Perintah Yesus dalam The Golden Rule yang kita lihat dalam Matius 7:12 ini tidak lain adalah perintah untuk memperlakukan orang lain dan mengasihi mereka sebagaimana mestinya. Semua mereka berharga di mata Allah sebagai gambar-Nya, dan harus juga berharga di mata kita, apabila kita mau melihat sebagaimana Allah melihat. Merendahkan orang lain berarti merendahkan Pencipta mereka. Mengasihi orang lain berarti menghargai Pencipta mereka.

// PARA PEMALSU
“Waspadalah terhadap nabi-nabi palsu yang datang kepadamu dengan menyamar seperti domba, tetapi sesungguhnya mereka adalah serigala yang buas. Dari buahnyalah kamu akan mengenal mereka.”
(Matius 7:15-16)

Yesus memperingatkan kita akan sebuah bahaya laten, yaitu akan datangnya nabi-nabi palsu. Orang-orang ini kelihatannya meyakinkan, tapi sebenarnya sangat berbahaya karena mereka berniat jahat. Segera sesudah Kekristenan mulai meluas pada zaman para rasul, mulai muncul nabi-nabi palsu ini - sesuai nubuat Yesus. Para penulis Perjanjian Baru seperti Paulus, Yohanes, Petrus, dan Yudas, memperingatkan jemaat akan bahaya ini dalam surat-surat mereka. Ketika kitab Wahyu ditulis, beberapa gereja bahkan sudah mulai dicemari nabi-nabi palsu, sehingga mereka ditegur keras oleh Tuhan Yesus sendiri.

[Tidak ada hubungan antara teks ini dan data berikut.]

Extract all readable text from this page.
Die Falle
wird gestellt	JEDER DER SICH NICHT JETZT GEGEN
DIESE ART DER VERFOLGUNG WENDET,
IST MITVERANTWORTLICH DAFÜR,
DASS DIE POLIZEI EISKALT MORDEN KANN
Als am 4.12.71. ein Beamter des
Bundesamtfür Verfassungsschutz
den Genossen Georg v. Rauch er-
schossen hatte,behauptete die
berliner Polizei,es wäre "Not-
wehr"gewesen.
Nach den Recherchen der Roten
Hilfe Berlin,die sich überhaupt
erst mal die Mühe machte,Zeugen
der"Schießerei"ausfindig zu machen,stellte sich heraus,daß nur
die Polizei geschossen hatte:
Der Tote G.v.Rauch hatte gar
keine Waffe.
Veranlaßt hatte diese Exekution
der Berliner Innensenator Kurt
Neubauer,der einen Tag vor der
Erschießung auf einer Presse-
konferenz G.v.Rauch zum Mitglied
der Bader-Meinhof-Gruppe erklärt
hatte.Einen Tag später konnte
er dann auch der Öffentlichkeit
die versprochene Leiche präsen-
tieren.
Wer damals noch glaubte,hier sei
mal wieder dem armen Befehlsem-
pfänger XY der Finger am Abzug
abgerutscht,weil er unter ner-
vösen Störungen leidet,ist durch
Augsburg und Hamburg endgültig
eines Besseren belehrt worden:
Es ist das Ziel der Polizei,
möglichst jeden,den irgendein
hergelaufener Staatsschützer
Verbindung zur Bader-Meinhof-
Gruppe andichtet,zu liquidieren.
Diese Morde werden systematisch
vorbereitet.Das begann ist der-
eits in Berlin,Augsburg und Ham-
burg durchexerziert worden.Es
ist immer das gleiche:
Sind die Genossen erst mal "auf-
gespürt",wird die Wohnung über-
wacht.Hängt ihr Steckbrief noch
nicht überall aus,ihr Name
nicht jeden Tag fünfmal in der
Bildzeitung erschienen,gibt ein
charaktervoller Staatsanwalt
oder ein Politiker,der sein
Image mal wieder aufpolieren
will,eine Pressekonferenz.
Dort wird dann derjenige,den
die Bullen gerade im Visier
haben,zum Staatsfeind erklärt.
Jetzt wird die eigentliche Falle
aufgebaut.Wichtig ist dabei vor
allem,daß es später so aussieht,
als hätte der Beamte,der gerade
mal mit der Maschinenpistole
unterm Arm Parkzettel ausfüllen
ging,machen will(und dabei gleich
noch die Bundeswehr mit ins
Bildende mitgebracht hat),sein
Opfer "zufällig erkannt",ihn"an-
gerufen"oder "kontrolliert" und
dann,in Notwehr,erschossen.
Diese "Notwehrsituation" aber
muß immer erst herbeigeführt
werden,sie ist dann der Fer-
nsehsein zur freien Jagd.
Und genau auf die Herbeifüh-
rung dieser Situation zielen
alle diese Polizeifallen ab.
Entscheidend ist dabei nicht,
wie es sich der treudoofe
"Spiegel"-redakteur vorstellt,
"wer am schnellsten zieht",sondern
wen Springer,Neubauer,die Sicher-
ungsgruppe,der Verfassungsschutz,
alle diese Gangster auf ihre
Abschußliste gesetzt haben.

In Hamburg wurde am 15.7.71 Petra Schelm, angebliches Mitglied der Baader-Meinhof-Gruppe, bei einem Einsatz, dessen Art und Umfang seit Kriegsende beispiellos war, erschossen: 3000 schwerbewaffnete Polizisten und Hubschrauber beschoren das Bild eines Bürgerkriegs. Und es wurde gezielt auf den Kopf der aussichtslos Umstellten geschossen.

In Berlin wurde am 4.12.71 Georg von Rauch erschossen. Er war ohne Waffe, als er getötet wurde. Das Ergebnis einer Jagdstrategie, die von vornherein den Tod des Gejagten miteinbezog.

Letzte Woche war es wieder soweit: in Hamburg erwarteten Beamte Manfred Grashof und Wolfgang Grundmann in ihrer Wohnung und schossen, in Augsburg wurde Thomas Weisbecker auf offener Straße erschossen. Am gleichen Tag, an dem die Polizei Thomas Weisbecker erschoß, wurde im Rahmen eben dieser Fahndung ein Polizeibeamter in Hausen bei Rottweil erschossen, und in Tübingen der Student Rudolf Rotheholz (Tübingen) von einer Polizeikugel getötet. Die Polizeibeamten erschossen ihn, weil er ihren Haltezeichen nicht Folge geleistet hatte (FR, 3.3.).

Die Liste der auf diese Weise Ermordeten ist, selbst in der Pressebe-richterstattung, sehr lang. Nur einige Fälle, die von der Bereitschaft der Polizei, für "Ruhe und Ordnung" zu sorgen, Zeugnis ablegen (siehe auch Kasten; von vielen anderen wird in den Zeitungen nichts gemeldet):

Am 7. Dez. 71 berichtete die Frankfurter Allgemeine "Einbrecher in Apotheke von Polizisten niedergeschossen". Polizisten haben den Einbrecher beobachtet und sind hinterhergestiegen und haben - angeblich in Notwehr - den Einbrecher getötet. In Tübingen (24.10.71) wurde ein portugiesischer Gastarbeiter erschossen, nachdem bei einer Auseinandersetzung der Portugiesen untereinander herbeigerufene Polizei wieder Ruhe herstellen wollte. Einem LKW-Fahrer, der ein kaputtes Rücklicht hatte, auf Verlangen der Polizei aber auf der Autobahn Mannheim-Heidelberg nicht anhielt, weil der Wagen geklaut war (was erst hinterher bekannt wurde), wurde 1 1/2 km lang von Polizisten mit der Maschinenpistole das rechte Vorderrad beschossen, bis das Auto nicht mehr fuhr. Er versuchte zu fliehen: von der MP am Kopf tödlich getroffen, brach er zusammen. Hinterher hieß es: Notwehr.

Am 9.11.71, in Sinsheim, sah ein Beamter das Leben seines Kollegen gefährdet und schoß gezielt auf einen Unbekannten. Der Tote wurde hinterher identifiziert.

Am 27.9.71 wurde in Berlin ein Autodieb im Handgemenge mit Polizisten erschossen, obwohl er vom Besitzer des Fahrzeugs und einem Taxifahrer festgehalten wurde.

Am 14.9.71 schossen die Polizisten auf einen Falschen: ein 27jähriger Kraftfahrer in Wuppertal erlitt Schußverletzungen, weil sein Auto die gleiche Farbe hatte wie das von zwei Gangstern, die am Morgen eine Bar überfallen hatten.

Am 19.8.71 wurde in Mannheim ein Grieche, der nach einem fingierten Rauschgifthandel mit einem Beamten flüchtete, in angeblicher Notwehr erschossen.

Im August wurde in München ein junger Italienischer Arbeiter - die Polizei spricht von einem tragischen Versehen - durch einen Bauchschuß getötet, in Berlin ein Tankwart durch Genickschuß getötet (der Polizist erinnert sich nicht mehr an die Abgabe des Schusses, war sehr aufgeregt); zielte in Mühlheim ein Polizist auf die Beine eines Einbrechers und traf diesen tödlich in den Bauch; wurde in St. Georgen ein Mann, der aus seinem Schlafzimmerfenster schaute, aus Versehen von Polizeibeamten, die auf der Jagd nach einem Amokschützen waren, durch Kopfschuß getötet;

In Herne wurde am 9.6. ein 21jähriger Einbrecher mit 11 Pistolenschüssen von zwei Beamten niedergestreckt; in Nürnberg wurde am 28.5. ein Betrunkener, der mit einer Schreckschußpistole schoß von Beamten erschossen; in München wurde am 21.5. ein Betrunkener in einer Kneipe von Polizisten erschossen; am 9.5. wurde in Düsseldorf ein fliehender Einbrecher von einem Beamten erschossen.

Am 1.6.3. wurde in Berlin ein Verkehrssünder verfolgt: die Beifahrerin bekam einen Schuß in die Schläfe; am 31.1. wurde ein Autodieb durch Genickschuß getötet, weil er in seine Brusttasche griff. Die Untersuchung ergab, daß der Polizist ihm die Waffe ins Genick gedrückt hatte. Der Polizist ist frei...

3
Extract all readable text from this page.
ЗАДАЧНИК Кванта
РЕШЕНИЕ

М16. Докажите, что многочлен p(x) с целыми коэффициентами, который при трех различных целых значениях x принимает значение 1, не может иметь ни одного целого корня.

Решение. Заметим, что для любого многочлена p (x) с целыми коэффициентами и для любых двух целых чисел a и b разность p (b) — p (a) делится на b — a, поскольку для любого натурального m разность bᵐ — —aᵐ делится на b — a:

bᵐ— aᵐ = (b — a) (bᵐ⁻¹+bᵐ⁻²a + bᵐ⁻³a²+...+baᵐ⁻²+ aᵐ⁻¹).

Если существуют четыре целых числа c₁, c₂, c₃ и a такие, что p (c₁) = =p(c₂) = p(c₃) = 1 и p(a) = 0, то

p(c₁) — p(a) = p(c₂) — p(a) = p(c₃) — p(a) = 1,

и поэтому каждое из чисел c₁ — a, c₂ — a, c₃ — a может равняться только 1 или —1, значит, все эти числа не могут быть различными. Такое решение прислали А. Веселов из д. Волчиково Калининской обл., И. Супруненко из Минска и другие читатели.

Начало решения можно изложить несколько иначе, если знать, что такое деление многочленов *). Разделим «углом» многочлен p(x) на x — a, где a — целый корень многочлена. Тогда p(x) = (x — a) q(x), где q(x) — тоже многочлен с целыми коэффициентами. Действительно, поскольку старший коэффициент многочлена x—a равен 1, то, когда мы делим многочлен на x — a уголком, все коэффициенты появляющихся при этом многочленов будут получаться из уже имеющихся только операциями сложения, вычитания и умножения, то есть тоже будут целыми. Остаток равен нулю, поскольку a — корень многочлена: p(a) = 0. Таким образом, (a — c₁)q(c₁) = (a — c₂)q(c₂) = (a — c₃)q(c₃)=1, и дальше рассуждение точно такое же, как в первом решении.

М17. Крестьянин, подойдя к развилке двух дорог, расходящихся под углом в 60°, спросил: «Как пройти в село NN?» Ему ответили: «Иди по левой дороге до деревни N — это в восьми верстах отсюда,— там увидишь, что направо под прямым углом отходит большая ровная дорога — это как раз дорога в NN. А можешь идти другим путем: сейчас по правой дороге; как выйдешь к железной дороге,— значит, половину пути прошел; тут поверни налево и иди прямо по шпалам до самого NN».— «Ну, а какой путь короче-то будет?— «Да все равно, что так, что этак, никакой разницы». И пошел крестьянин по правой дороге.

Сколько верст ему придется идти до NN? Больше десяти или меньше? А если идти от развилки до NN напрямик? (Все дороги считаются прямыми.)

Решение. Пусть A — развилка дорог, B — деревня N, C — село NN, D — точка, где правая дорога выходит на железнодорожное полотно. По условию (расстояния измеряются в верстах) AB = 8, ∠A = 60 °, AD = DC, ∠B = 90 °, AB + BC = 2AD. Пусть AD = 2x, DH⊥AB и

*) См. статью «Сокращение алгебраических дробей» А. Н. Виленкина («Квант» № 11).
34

Untungnya ada satu indikator yang fail-proof untuk mengetahui apakah seorang yang mengaku sebagai nabi/mesias/rasul berkata jujur atau berbohong: “Dari buahnyalah kamu akan mengenal mereka.” Ya, kesaksian hidup tidak bisa bohong. Pohon yang baik pasti menghasilkan buah yang baik; demikian pula sebaliknya. Orang yang hatinya jahat tidak mungkin terus menutupi kejahatannya.

Ketika seseorang mengaku sebagai nabi atau sosok apapun yang istimewa yang diutus Allah (atau bahkan mengaku sebagai Allah sendiri), tiliklah kesaksian hidupnya. Allah itu kudus; apakah orang ini hidup dalam kekudusan? Allah itu panjang sabar dan berlimpah kasih setia; bagaimana kalau orang ini pemarah dan kasar? Allah itu adil dan benar; bagaimana kalau orang ini memanipulasi orang lain untuk kepentingannya? Allah adalah Terang; bagaimana kalau orang ini menutupi banyak hal dalam kehidupannya? Itu semua dapat kita jadikan indikator untuk tahu apakah seseorang benar-benar datang dari Allah atau tidak. Dan jangan lupa, Yesus juga mengenakan ukuran ini kepada diri-Nya. Waktu Ia ditangkap dan dibawa ke hadapan para imam, mereka mencari-cari kesalahan-Nya, cacat-Nya dalam hal apapun agar Ia dapat dihukum mati—tapi mereka tidak mendapatkannya (Markus 14:55).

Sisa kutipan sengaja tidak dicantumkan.